Elliptic Bitcoin Toolkit Documentation
Welcome to the Elliptic Bitcoin Toolkit documentation! This comprehensive toolkit provides utilities for working with the Elliptic Bitcoin dataset, including data loading, temporal analysis, graph neural network modeling, and evaluation.
Contents:
Overview
The Elliptic Bitcoin Toolkit is designed to make working with the Elliptic Bitcoin dataset easier and more efficient. It provides:
Data Processing: Load and preprocess the dataset with built-in validation
Temporal Analysis: Time-aware cross-validation and data splitting
Graph Neural Networks: Scikit-learn compatible GNN classifiers
Model Wrappers: Enhanced model wrappers with flexible architecture
Visualization: Comprehensive plotting utilities
Log Parsing: Parse and analyze hyperparameter search results
Key Features
Data Loading and Processing
The toolkit provides robust data loading capabilities with automatic validation:
from elliptic_toolkit import process_dataset, load_labeled_data
# Load only labeled data with temporal split
(X_train, y_train), (X_test, y_test) = load_labeled_data(test_size=0.2, root='path_to_dataset')
Temporal Cross-Validation
Time-aware cross-validation ensures proper temporal ordering:
from elliptic_toolkit import TemporalRollingCV
from sklearn.model_selection import GridSearchCV
cv = TemporalRollingCV(n_splits=5, test_size=10)

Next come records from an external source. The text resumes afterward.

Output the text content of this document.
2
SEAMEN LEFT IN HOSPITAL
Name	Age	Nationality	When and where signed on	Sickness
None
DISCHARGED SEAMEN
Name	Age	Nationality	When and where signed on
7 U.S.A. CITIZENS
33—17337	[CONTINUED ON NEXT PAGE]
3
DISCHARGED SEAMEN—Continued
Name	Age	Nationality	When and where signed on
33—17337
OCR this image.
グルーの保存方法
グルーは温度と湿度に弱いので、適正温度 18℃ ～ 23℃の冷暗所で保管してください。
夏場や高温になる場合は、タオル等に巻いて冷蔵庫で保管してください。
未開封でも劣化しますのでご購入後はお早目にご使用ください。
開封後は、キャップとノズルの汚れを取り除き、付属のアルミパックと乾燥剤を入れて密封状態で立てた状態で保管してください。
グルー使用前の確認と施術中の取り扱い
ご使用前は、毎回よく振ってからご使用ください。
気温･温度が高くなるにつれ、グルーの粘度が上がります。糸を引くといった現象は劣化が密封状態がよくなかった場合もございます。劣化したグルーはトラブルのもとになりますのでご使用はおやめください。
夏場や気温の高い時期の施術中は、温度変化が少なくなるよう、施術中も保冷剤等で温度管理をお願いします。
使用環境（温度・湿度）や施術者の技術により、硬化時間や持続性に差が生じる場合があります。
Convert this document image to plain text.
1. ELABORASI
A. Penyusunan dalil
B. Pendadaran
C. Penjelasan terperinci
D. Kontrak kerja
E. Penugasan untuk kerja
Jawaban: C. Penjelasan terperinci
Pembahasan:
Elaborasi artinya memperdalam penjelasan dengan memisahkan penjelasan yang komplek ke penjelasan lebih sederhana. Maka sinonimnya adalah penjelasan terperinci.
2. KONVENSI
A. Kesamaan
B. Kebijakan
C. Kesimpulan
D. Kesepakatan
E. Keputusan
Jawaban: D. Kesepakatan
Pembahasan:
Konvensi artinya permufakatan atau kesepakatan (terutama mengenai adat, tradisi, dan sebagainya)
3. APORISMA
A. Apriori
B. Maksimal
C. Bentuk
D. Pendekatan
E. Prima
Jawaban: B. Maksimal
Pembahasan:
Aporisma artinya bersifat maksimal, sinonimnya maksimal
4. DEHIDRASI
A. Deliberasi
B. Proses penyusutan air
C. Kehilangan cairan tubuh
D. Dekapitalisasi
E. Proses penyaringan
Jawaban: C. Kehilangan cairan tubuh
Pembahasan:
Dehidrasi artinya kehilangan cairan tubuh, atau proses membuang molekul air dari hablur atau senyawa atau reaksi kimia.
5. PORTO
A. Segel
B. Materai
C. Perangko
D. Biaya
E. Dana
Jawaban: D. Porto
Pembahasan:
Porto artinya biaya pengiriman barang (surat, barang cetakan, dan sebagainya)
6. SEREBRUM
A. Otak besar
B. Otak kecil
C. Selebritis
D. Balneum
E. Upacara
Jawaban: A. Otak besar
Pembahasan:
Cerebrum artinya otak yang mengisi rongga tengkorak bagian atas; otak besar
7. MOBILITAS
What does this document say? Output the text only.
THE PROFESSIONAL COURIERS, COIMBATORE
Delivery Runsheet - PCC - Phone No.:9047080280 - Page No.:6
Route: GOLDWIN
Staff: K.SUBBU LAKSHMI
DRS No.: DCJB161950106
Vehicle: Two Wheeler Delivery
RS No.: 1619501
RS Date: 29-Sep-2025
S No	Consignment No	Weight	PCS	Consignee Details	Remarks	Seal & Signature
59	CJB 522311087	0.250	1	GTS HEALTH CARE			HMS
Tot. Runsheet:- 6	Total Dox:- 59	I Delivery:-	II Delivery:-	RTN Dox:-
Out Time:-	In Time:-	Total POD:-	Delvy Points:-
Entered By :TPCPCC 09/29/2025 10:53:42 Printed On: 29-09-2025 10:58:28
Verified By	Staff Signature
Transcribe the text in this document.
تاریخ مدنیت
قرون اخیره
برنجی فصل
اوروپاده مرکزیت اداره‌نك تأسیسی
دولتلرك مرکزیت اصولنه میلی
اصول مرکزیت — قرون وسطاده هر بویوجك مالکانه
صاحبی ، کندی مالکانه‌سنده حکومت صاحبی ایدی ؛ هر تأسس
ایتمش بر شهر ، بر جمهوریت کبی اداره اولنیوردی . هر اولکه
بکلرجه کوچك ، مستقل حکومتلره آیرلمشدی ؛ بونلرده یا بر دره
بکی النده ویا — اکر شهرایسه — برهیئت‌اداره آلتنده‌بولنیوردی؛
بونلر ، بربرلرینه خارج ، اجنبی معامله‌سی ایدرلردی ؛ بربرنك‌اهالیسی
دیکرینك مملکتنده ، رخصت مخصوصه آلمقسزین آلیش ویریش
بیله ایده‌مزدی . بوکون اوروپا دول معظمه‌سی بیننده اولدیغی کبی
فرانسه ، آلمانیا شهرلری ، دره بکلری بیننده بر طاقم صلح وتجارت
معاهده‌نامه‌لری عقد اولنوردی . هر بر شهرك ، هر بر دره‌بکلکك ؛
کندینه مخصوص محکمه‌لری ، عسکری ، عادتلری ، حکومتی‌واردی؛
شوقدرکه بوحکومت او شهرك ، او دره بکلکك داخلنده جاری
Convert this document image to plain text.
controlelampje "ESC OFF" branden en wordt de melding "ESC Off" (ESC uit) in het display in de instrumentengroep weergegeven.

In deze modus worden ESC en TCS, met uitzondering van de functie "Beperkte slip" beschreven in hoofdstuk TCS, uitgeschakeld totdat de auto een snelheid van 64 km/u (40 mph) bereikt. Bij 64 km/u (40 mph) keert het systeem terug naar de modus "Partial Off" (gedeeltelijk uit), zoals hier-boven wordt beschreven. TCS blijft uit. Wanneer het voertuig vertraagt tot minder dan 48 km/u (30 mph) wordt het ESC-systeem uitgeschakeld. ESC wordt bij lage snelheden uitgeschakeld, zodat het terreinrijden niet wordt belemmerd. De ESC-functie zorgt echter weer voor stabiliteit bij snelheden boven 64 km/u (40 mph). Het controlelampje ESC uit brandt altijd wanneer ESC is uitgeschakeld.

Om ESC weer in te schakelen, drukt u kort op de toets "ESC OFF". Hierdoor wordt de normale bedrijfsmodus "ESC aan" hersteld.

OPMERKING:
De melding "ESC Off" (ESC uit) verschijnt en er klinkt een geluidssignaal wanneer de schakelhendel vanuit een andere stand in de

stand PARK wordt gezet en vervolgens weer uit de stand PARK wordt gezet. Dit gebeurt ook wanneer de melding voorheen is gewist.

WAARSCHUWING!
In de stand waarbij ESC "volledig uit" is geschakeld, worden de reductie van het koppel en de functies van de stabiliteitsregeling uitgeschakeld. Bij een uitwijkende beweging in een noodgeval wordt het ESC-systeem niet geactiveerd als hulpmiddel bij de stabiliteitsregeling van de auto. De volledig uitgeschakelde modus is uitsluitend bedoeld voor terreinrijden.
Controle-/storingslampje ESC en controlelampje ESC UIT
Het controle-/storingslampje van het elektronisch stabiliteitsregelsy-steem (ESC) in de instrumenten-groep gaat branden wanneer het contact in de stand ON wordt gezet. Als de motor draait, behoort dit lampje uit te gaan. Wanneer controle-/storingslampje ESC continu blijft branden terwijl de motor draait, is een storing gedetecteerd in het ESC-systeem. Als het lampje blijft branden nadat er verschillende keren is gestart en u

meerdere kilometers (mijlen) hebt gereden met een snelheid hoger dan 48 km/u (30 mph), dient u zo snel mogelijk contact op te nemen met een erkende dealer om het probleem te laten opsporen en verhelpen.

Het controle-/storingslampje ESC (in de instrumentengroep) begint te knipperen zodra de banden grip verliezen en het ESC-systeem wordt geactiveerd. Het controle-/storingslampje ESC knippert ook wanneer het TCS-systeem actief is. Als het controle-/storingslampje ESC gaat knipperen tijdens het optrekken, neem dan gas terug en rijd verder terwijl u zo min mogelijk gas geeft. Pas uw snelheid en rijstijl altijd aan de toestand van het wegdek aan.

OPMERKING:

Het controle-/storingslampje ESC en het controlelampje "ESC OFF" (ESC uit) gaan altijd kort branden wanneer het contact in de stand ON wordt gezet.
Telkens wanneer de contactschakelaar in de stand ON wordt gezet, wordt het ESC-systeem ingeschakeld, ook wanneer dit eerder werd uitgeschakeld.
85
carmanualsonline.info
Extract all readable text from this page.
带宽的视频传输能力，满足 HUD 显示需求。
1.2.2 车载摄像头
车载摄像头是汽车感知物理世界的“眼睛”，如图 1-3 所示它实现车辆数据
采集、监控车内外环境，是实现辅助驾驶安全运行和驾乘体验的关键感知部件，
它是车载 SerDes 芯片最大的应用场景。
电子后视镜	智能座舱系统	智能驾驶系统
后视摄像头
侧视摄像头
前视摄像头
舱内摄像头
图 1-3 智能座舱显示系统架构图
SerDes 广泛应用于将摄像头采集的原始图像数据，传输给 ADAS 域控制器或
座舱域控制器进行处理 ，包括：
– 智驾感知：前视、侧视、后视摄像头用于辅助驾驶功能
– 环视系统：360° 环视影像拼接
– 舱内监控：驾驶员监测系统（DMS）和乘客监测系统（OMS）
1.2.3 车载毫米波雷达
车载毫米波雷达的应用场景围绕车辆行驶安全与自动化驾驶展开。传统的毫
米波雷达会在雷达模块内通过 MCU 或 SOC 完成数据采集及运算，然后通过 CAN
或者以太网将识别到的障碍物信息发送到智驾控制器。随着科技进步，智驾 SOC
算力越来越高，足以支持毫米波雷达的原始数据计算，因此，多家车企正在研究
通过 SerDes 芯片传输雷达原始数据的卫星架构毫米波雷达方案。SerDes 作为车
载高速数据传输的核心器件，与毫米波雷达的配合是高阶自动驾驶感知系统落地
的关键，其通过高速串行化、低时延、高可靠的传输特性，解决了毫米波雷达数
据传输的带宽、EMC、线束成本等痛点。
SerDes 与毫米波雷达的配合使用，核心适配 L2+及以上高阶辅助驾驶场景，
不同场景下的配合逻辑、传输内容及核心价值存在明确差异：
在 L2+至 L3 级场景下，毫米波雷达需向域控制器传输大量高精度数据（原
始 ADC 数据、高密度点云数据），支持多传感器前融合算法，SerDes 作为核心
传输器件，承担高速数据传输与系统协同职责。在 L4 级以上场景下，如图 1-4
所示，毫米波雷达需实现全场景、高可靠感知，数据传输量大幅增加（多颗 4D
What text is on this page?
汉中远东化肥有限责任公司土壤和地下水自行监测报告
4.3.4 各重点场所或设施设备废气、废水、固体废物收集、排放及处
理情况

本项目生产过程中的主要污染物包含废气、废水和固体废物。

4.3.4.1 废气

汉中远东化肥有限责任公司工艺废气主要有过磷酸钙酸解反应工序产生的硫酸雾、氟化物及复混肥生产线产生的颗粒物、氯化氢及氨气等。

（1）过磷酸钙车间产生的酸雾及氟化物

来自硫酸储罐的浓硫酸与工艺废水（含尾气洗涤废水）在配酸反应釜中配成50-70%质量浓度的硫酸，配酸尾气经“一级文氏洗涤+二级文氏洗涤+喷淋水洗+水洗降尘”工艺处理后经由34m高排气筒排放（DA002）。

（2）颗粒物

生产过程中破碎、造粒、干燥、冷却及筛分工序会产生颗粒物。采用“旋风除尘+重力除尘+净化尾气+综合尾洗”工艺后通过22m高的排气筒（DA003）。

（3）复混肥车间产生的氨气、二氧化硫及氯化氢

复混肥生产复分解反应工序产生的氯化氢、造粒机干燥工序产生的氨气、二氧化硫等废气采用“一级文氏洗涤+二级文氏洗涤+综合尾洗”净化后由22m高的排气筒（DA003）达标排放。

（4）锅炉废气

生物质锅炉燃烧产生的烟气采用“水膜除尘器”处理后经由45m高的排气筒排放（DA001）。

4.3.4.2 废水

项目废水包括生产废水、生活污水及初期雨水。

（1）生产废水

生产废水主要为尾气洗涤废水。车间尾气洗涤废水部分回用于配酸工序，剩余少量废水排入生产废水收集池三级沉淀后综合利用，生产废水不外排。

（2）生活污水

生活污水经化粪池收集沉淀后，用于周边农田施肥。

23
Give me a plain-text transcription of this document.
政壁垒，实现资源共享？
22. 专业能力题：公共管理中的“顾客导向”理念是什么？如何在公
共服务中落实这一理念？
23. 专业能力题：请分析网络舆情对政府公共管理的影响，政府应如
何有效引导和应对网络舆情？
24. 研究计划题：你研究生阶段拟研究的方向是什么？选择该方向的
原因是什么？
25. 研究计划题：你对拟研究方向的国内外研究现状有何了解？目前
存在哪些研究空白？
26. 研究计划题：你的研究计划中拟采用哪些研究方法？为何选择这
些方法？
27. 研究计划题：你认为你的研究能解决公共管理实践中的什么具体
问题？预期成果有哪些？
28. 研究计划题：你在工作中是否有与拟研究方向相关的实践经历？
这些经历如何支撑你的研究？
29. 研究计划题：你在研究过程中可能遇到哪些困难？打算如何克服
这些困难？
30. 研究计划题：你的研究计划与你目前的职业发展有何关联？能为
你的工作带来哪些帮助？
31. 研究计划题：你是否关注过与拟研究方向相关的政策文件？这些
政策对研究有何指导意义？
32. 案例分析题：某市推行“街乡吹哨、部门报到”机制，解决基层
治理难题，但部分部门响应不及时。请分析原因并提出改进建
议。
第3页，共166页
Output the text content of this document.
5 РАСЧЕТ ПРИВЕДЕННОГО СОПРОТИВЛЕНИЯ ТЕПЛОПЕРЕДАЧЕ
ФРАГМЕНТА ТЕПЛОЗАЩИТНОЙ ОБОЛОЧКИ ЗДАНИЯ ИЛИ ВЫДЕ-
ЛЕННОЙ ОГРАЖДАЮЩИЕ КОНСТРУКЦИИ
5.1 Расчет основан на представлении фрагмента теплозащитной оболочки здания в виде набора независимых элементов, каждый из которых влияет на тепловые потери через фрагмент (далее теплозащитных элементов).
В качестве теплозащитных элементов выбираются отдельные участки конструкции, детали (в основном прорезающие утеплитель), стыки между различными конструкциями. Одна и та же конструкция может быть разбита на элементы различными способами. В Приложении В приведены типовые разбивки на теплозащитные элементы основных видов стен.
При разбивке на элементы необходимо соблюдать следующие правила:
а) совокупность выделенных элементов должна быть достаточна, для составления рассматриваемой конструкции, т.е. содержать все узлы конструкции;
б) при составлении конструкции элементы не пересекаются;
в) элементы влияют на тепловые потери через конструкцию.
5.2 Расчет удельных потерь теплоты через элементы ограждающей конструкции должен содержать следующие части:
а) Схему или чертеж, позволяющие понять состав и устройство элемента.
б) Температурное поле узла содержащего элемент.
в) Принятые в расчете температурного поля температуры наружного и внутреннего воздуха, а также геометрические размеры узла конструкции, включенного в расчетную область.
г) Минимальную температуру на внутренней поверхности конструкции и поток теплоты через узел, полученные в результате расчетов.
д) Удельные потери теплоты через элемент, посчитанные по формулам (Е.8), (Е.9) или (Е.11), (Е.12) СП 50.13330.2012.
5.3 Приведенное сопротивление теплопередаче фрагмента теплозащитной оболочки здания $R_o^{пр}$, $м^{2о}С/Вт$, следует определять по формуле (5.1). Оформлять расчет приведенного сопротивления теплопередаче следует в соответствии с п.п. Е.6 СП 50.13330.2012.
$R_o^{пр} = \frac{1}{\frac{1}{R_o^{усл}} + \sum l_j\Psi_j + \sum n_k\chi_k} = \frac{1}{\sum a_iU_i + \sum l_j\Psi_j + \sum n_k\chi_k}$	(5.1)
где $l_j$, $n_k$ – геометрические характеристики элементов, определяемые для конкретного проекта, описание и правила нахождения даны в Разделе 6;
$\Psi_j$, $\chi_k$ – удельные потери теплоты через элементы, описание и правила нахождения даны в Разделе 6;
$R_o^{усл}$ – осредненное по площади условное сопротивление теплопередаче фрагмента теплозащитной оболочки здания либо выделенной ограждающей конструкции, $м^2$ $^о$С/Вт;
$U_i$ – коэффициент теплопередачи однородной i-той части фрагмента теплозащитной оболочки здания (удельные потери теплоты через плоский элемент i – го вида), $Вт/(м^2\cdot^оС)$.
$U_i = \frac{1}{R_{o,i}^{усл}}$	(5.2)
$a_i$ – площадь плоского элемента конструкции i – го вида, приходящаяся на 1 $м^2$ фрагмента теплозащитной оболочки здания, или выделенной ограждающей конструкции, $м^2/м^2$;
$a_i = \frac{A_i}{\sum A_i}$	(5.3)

grid_search = GridSearchCV(model, param_grid, cv=cv)
Graph Neural Networks
Scikit-learn compatible GNN classifiers with early stopping:
from elliptic_toolkit import GNNBinaryClassifier
from torch_geometric.nn import GAT
gnn = GNNBinaryClassifier(
data=graph_data,
model=GAT,
hidden_dim=64,
num_layers=3,
heads=8
)
gnn.fit(train_indices)
Visualization and Analysis
Comprehensive plotting utilities for model evaluation:
from elliptic_toolkit import plot_evals, plot_marginals
# Plot model evaluation
pr_fig, temporal_fig = plot_evals(model, X_test, y_test, y_train)
# Plot hyperparameter marginals
marginal_figs = plot_marginals(grid_search.cv_results_)